C’è un filo rosso, invisibile ma solidissimo, che unisce la danza, il cinema e il campo da calcio. Un legame che non dipende dalle discipline, ma dalla determinazione di chi le pratica. Lo dimostra con chiarezza la recente edizione della Partita del Cuore Pro, l’evento dedicato allo sport inclusivo e paralimpico promosso da Roma Calcio Amputati e Academy ProAbile

Tra sessioni gratuite di discipline integrate e il fischio finale del match amichevole tra VIP, istituzioni e atleti di caratura internazionale come Arturo Mariani e Simone Perrotta (clicca sui link per le interviste), a parlare sono state soprattutto le storie.

Per l’occasione risorse.news ha raccolto le voci di tre protagonisti: il danzatore Daniele Terenzi, l’attrice e modella Anna Fusco e l’attivista Raffaele Capperi.

Tre storie diverse per percorsi professionali, biografie e caratteristiche. I tre condividono altresì il medesimo nucleo di valori: il rifiuto categorico delle etichette, il superamento delle barriere culturali prima ancora che strutturali e la ferma convinzione che la disabilità vada finalmente normalizzata come parte integrante della diversità umana. 

L’Agenda in Senato e il valore della formazione: la visione di Daniele Terenzi

L’intervista parte da una riflessione istituzionale. Proprio nei giorni precedenti la manifestazione, la Camera dei Deputati ha ospitato la presentazione dell’Agenda della Disabilità, un traguardo che Daniele Terenzi definisce senza esitazione «un obiettivo raggiunto, perché condiviso».

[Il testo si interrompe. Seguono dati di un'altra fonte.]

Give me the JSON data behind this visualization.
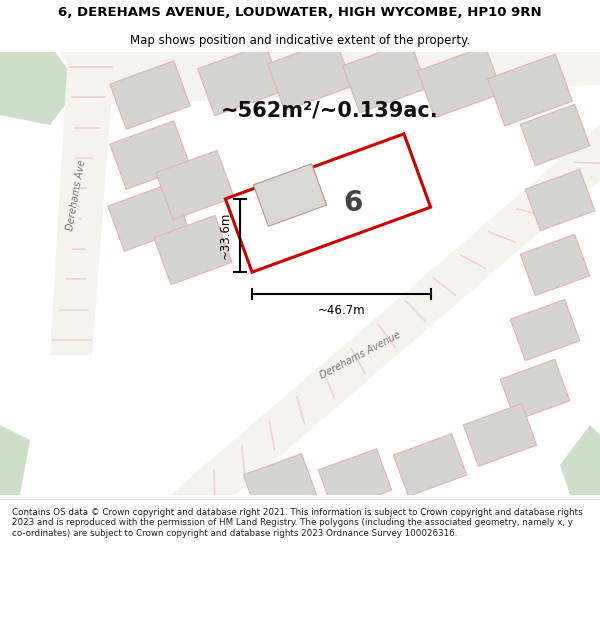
{
  "title_line1": "6, DEREHAMS AVENUE, LOUDWATER, HIGH WYCOMBE, HP10 9RN",
  "title_line2": "Map shows position and indicative extent of the property.",
  "area_text": "~562m²/~0.139ac.",
  "width_label": "~46.7m",
  "height_label": "~33.6m",
  "plot_number": "6",
  "road_label_left": "Derehams Ave",
  "road_label_bottom": "Derehams Avenue",
  "footer_text": "Contains OS data © Crown copyright and database right 2021. This information is subject to Crown copyright and database rights 2023 and is reproduced with the permission of HM Land Registry. The polygons (including the associated geometry, namely x, y co-ordinates) are subject to Crown copyright and database rights 2023 Ordnance Survey 100026316.",
  "map_bg": "#eaece8",
  "road_color": "#f5f3ee",
  "building_fill": "#d4d4d2",
  "building_edge": "#e8b0b0",
  "property_edge": "#cc0000",
  "property_fill": "#ffffff",
  "green_color": "#ccdec8",
  "stripe_color": "#f0c0c0",
  "dim_color": "#000000",
  "text_color": "#111111",
  "road_text_color": "#777777",
  "title_color": "#000000",
  "footer_color": "#222222",
  "title_size": 9.5,
  "subtitle_size": 8.5,
  "area_text_size": 15,
  "plot_num_size": 20,
  "dim_text_size": 8.5,
  "road_text_size": 7,
  "footer_size": 6.3
}
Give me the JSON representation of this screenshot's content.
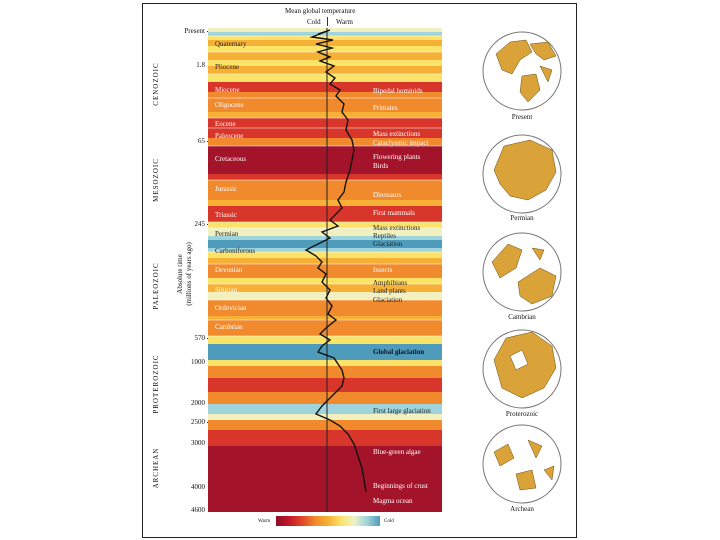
{
  "header": {
    "title": "Mean global temperature",
    "cold": "Cold",
    "warm": "Warm"
  },
  "axis": {
    "label_line1": "Absolute time",
    "label_line2": "(millions of years ago)"
  },
  "eras": [
    "CENOZOIC",
    "MESOZOIC",
    "PALEOZOIC",
    "PROTEROZOIC",
    "ARCHEAN"
  ],
  "ticks": [
    "Present",
    "1.8",
    "65",
    "245",
    "570",
    "1000",
    "2000",
    "2500",
    "3000",
    "4000",
    "4600"
  ],
  "periods": [
    "Quaternary",
    "Pliocene",
    "Miocene",
    "Oligocene",
    "Eocene",
    "Paleocene",
    "Cretaceous",
    "Jurassic",
    "Triassic",
    "Permian",
    "Carboniferous",
    "Devonian",
    "Silurian",
    "Ordovician",
    "Cambrian"
  ],
  "events": [
    "Bipedal hominids",
    "Primates",
    "Mass extinctions",
    "Cataclysmic impact",
    "Flowering plants",
    "Birds",
    "Dinosaurs",
    "First mammals",
    "Mass extinctions",
    "Reptiles",
    "Glaciation",
    "Insects",
    "Amphibians",
    "Land plants",
    "Glaciation",
    "Global glaciation",
    "First large glaciation",
    "Blue-green algae",
    "Beginnings of crust",
    "Magma ocean"
  ],
  "legend": {
    "warm": "Warm",
    "cold": "Cold"
  },
  "globes": [
    "Present",
    "Permian",
    "Cambrian",
    "Proterozoic",
    "Archean"
  ],
  "colors": {
    "hot": "#a3132a",
    "red": "#d8352b",
    "orange": "#f08a2c",
    "amber": "#f6b035",
    "yellow": "#fbe36a",
    "pale": "#f3f0c0",
    "cyan": "#9fd4dc",
    "blue": "#4e9bbb",
    "land": "#d9a33a",
    "ocean": "#ffffff"
  }
}
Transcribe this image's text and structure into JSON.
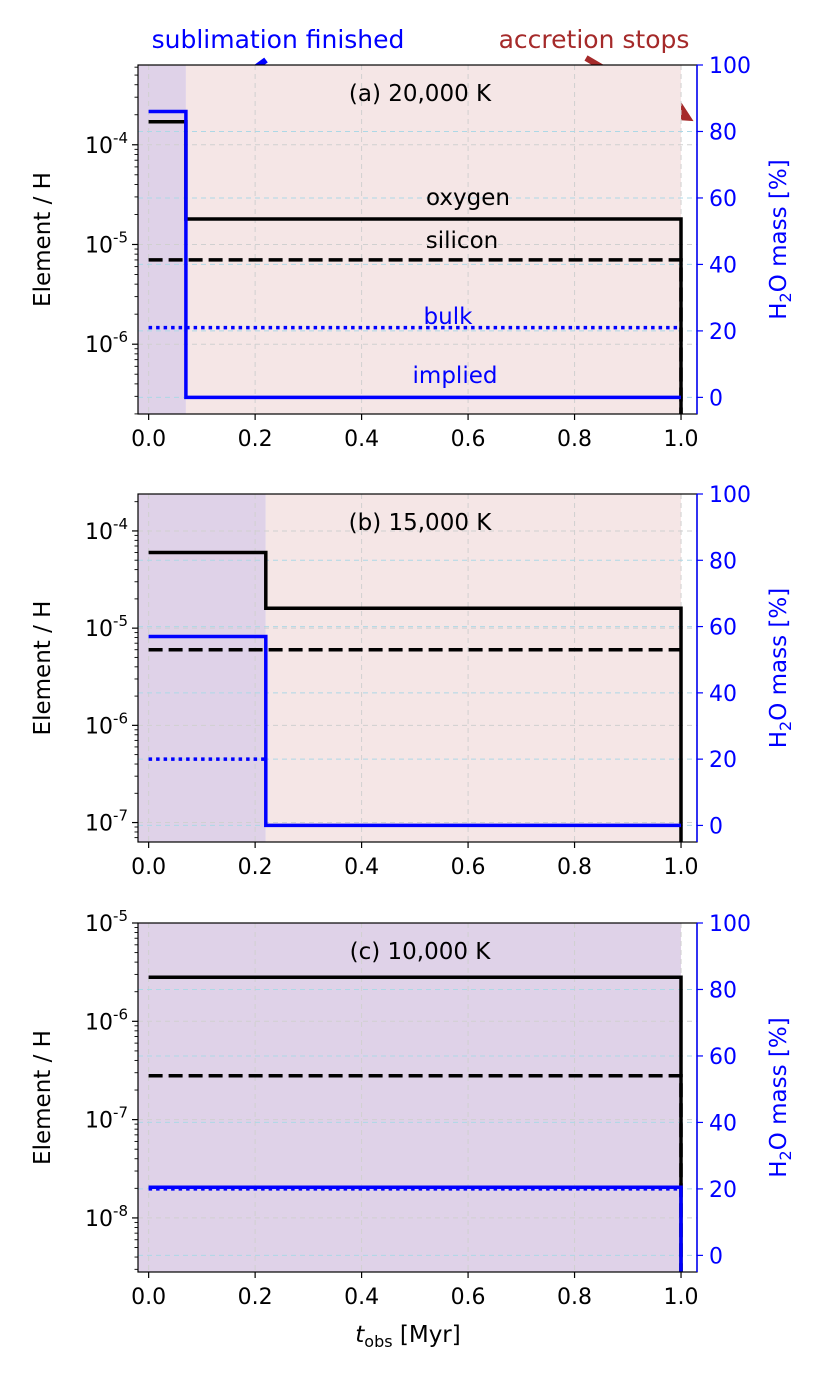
{
  "figure": {
    "xlabel_main": "t",
    "xlabel_sub": "obs",
    "xlabel_unit": " [Myr]",
    "ylabel_left": "Element / H",
    "ylabel_right_pre": "H",
    "ylabel_right_sub": "2",
    "ylabel_right_post": "O mass [%]",
    "x_ticks": [
      "0.0",
      "0.2",
      "0.4",
      "0.6",
      "0.8",
      "1.0"
    ],
    "right_ticks": [
      "0",
      "20",
      "40",
      "60",
      "80",
      "100"
    ]
  },
  "colors": {
    "black": "#000000",
    "blue": "#0000ff",
    "darkred": "#a52a2a",
    "purple_shade": "#dfd2e8",
    "pink_shade": "#f5e6e6",
    "grid": "#d0d0d0",
    "right_grid": "#add8e6"
  },
  "annotations": {
    "sublimation": "sublimation finished",
    "accretion": "accretion stops"
  },
  "chart_data": [
    {
      "type": "line",
      "title": "(a) 20,000 K",
      "xlim": [
        -0.02,
        1.03
      ],
      "ylim_left_log10": [
        -6.7,
        -3.2
      ],
      "ylim_right": [
        -5,
        100
      ],
      "left_ticks": [
        {
          "exp": "-4",
          "v": -4
        },
        {
          "exp": "-5",
          "v": -5
        },
        {
          "exp": "-6",
          "v": -6
        }
      ],
      "sublimation_end": 0.07,
      "accretion_stop": 1.0,
      "series": [
        {
          "name": "oxygen",
          "axis": "left",
          "style": "solid",
          "color": "black",
          "x": [
            0,
            0.07,
            0.07,
            1.0,
            1.0
          ],
          "y": [
            0.00017,
            0.00017,
            1.8e-05,
            1.8e-05,
            1e-08
          ]
        },
        {
          "name": "silicon",
          "axis": "left",
          "style": "dashed",
          "color": "black",
          "x": [
            0,
            1.0,
            1.0
          ],
          "y": [
            7e-06,
            7e-06,
            1e-08
          ]
        },
        {
          "name": "bulk",
          "axis": "right",
          "style": "dotted",
          "color": "blue",
          "x": [
            0,
            1.0
          ],
          "y": [
            21,
            21
          ]
        },
        {
          "name": "implied",
          "axis": "right",
          "style": "solid",
          "color": "blue",
          "x": [
            0,
            0.07,
            0.07,
            1.0
          ],
          "y": [
            86,
            86,
            0,
            0
          ]
        }
      ],
      "labels": [
        {
          "text": "oxygen",
          "color": "black"
        },
        {
          "text": "silicon",
          "color": "black"
        },
        {
          "text": "bulk",
          "color": "blue"
        },
        {
          "text": "implied",
          "color": "blue"
        }
      ]
    },
    {
      "type": "line",
      "title": "(b) 15,000 K",
      "xlim": [
        -0.02,
        1.03
      ],
      "ylim_left_log10": [
        -7.2,
        -3.62
      ],
      "ylim_right": [
        -5,
        100
      ],
      "left_ticks": [
        {
          "exp": "-4",
          "v": -4
        },
        {
          "exp": "-5",
          "v": -5
        },
        {
          "exp": "-6",
          "v": -6
        },
        {
          "exp": "-7",
          "v": -7
        }
      ],
      "sublimation_end": 0.22,
      "accretion_stop": 1.0,
      "series": [
        {
          "name": "oxygen",
          "axis": "left",
          "style": "solid",
          "color": "black",
          "x": [
            0,
            0.22,
            0.22,
            1.0,
            1.0
          ],
          "y": [
            6e-05,
            6e-05,
            1.6e-05,
            1.6e-05,
            1e-09
          ]
        },
        {
          "name": "silicon",
          "axis": "left",
          "style": "dashed",
          "color": "black",
          "x": [
            0,
            1.0
          ],
          "y": [
            6e-06,
            6e-06
          ]
        },
        {
          "name": "bulk",
          "axis": "right",
          "style": "dotted",
          "color": "blue",
          "x": [
            0,
            0.22
          ],
          "y": [
            20,
            20
          ]
        },
        {
          "name": "implied",
          "axis": "right",
          "style": "solid",
          "color": "blue",
          "x": [
            0,
            0.22,
            0.22,
            1.0
          ],
          "y": [
            57,
            57,
            0,
            0
          ]
        }
      ],
      "labels": []
    },
    {
      "type": "line",
      "title": "(c) 10,000 K",
      "xlim": [
        -0.02,
        1.03
      ],
      "ylim_left_log10": [
        -8.55,
        -5.0
      ],
      "ylim_right": [
        -5,
        100
      ],
      "left_ticks": [
        {
          "exp": "-5",
          "v": -5
        },
        {
          "exp": "-6",
          "v": -6
        },
        {
          "exp": "-7",
          "v": -7
        },
        {
          "exp": "-8",
          "v": -8
        }
      ],
      "sublimation_end": 1.0,
      "accretion_stop": 1.0,
      "series": [
        {
          "name": "oxygen",
          "axis": "left",
          "style": "solid",
          "color": "black",
          "x": [
            0,
            1.0,
            1.0
          ],
          "y": [
            2.8e-06,
            2.8e-06,
            1e-10
          ]
        },
        {
          "name": "silicon",
          "axis": "left",
          "style": "dashed",
          "color": "black",
          "x": [
            0,
            1.0,
            1.0
          ],
          "y": [
            2.8e-07,
            2.8e-07,
            1e-10
          ]
        },
        {
          "name": "bulk",
          "axis": "right",
          "style": "dotted",
          "color": "blue",
          "x": [
            0,
            1.0
          ],
          "y": [
            20,
            20
          ]
        },
        {
          "name": "implied",
          "axis": "right",
          "style": "solid",
          "color": "blue",
          "x": [
            0,
            1.0,
            1.0
          ],
          "y": [
            20.5,
            20.5,
            -10
          ]
        }
      ],
      "labels": []
    }
  ]
}
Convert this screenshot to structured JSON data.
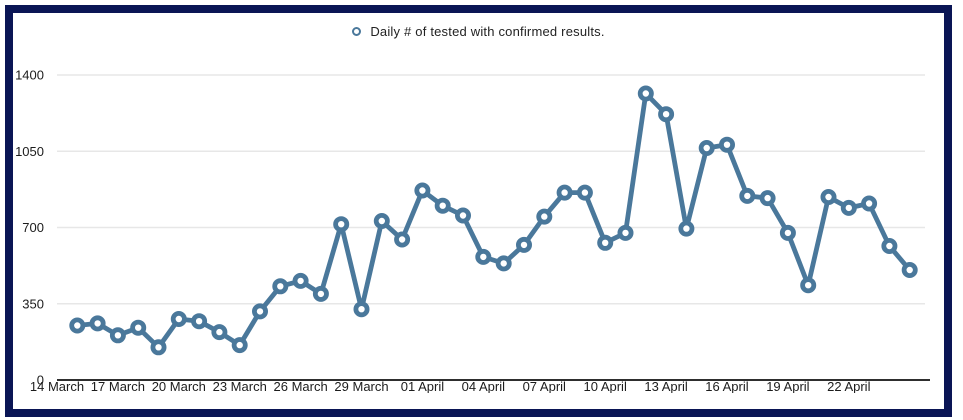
{
  "frame": {
    "border_color": "#0a1555",
    "background": "#ffffff"
  },
  "legend": {
    "items": [
      {
        "label": "Daily # of tested with confirmed results.",
        "marker": "open-circle-icon",
        "color": "#4a789b"
      }
    ],
    "position": "top-center"
  },
  "chart_data": {
    "type": "line",
    "title": "",
    "grid": "horizontal-only",
    "legend_position": "top-center",
    "series_color": "#4a789b",
    "marker_style": "open-circle",
    "x": [
      "15 March",
      "16 March",
      "17 March",
      "18 March",
      "19 March",
      "20 March",
      "21 March",
      "22 March",
      "23 March",
      "24 March",
      "25 March",
      "26 March",
      "27 March",
      "28 March",
      "29 March",
      "30 March",
      "31 March",
      "01 April",
      "02 April",
      "03 April",
      "04 April",
      "05 April",
      "06 April",
      "07 April",
      "08 April",
      "09 April",
      "10 April",
      "11 April",
      "12 April",
      "13 April",
      "14 April",
      "15 April",
      "16 April",
      "17 April",
      "18 April",
      "19 April",
      "20 April",
      "21 April",
      "22 April",
      "23 April",
      "24 April",
      "25 April"
    ],
    "series": [
      {
        "name": "Daily # of tested with confirmed results.",
        "values": [
          250,
          260,
          205,
          240,
          150,
          280,
          270,
          220,
          160,
          315,
          430,
          455,
          395,
          715,
          325,
          730,
          645,
          870,
          800,
          755,
          565,
          535,
          620,
          750,
          860,
          860,
          630,
          675,
          1315,
          1220,
          695,
          1065,
          1080,
          845,
          835,
          675,
          435,
          840,
          790,
          810,
          615,
          505
        ]
      }
    ],
    "x_axis": {
      "start_label": "14 March",
      "tick_labels": [
        "14 March",
        "17 March",
        "20 March",
        "23 March",
        "26 March",
        "29 March",
        "01 April",
        "04 April",
        "07 April",
        "10 April",
        "13 April",
        "16 April",
        "19 April",
        "22 April"
      ],
      "tick_day_offsets": [
        0,
        3,
        6,
        9,
        12,
        15,
        18,
        21,
        24,
        27,
        30,
        33,
        36,
        39
      ],
      "first_point_day_offset": 1
    },
    "y_axis": {
      "ticks": [
        0,
        350,
        700,
        1050,
        1400
      ],
      "range": [
        0,
        1400
      ],
      "label_color": "#1c1c1c"
    },
    "colors": {
      "line": "#4a789b",
      "marker_fill": "#ffffff",
      "gridline": "#e7e7e7",
      "axis_line": "#111111",
      "tick_text": "#1c1c1c"
    }
  }
}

Terenzi, che dopo un incidente ha conquistato traguardi importantissimi arrivando fino a danzare alla cerimonia d’apertura delle Paralimpiadi, ci spiega come l’Agenda racchiuda i temi centrali dell’inclusione, ponendo un accento fondamentale sulla formazione. Secondo l’étoile, è necessario formare sempre più persone per far sì che anche i welfare aziendali e le normative permettano a chi ha una disabilità di essere, appunto, “proabile”.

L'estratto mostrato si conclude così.